The facts in the present case relate not to a written confidentiality agreement between Engineer A and Engineer A’s client but instead to a court-approved settlement agreement requiring confidentiality. Also, the facts of this case do not suggest Engineer A’s technical concerns involved matters of urgency or imminent harm to the public health and safety.

It is true that a professional engineer has an obligation to hold paramount the public health, safety and welfare under the NSPE Code of Ethics and under many state licensing board rules of professional conduct. At the same time, when a professional engineer submits to the judicial branch of government, the professional engineer is bound by those rules as well. An order or a ruling by a judge is a serious matter, has the force of law, and must be adhered to under penalty of law. Courts hear individual cases involving parties in litigation and seek to reach a result that serves justice. At times, in order to reach a result that serves justice for one or more parties involved in the litigation, the court will order the record to be sealed. More often, legal cases and controversies are settled before a court verdict, with the parties agreeing to adhere to strict confidentiality of the record and the settlement. These are not decisions to which the professional engineer is an actual party, but that professional engineers are required to adhere to as a matter of law.

While the Board must conclude that Engineer A has an ethical obligation to maintain the confidentiality of her forensic engineering report, as noted in Case 13-9, there may also be constructive alternatives for Engineer A to explore.
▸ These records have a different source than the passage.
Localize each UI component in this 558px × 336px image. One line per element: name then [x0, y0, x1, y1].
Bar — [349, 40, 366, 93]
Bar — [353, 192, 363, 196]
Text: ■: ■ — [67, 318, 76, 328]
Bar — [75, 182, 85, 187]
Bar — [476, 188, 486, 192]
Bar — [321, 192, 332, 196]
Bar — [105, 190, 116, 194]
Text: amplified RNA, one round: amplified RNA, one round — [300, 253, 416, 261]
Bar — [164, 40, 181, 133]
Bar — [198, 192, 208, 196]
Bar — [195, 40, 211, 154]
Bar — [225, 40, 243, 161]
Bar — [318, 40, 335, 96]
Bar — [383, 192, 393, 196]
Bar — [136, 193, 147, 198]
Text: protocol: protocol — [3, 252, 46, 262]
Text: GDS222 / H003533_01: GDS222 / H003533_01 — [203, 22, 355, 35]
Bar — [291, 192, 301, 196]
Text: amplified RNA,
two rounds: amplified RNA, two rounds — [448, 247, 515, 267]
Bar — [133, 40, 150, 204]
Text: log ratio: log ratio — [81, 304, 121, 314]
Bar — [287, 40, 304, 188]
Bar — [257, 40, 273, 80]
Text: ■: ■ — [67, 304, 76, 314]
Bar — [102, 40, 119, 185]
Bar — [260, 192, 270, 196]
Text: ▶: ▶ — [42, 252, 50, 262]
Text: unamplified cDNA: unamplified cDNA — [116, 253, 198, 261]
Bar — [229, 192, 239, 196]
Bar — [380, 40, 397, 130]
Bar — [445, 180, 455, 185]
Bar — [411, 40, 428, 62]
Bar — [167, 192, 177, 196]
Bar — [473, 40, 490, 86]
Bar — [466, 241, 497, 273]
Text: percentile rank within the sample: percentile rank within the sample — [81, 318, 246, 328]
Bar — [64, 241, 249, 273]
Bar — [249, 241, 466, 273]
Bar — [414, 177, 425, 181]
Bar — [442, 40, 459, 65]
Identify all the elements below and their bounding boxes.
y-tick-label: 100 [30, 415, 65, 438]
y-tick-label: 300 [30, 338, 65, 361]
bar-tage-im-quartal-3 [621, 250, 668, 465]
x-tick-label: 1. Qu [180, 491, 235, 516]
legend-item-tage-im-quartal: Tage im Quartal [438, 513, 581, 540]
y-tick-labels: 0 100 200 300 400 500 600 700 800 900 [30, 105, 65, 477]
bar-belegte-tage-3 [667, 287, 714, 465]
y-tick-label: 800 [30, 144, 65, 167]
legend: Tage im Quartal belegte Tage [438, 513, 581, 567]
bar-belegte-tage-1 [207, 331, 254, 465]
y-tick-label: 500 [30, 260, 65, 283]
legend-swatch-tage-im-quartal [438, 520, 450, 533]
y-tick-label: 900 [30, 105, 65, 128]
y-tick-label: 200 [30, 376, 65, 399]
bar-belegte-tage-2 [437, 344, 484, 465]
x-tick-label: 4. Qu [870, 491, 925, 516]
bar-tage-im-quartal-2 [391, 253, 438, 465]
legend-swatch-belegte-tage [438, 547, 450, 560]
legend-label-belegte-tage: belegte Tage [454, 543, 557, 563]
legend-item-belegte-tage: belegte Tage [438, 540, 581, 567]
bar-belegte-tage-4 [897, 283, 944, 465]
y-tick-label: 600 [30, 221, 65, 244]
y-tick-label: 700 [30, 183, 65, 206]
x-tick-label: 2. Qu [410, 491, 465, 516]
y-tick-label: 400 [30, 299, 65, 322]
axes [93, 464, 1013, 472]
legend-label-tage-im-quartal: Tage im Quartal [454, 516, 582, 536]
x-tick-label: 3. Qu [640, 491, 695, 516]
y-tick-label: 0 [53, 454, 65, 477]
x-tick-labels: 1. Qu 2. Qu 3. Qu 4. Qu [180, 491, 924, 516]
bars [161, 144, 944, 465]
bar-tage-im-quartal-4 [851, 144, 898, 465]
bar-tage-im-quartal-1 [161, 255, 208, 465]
Those could include the identification of salient technical issues involving the public health and safety and the development of an unrelated paper or article that explains Engineer A’s technical concerns without revealing specific and identifiable facts and circumstances that would compromise the settlement agreement involving Client Y. While this may be difficult because of the possible need to specifically identify the context upon which Engineer A’s technical issues are based, it is the Board’s view that this approach would be a reasonable middle ground for Engineer A to pursue and which would fulfill her ethical responsibilities both to the public and to the client.

NSPE Code of Ethics References: 

II.1.

Engineers shall hold paramount the safety, health, and welfare of the public.

II.1.a.

If engineers' judgment is overruled under circumstances that endanger life or property, they shall notify their employer or client and such other authority as may be appropriate.

Subject Reference: 
Duty to the Public

III.2.a.

Engineers are encouraged to participate in civic affairs; career guidance for youths; and work for the advancement of the safety, health, and well-being of their community.

Subject Reference: 
Community Service/Civic Affairs
Duty to the Public

III.4.

Engineers shall not disclose, without consent, confidential information concerning the business affairs or technical processes of any present or former client or employer, or public body on which they serve.

Subject Reference: 
Confidential Information
Conclusion: 

Engineer A has an ethical obligation to maintain the confidentiality of the forensic engineering report. Engineer A may also explore an alternative path to identify the technical issues involved, such as further research that explains her technical concerns without revealing specific and identifiable facts and circumstances that would compromise the settlement agreement involving Client Y.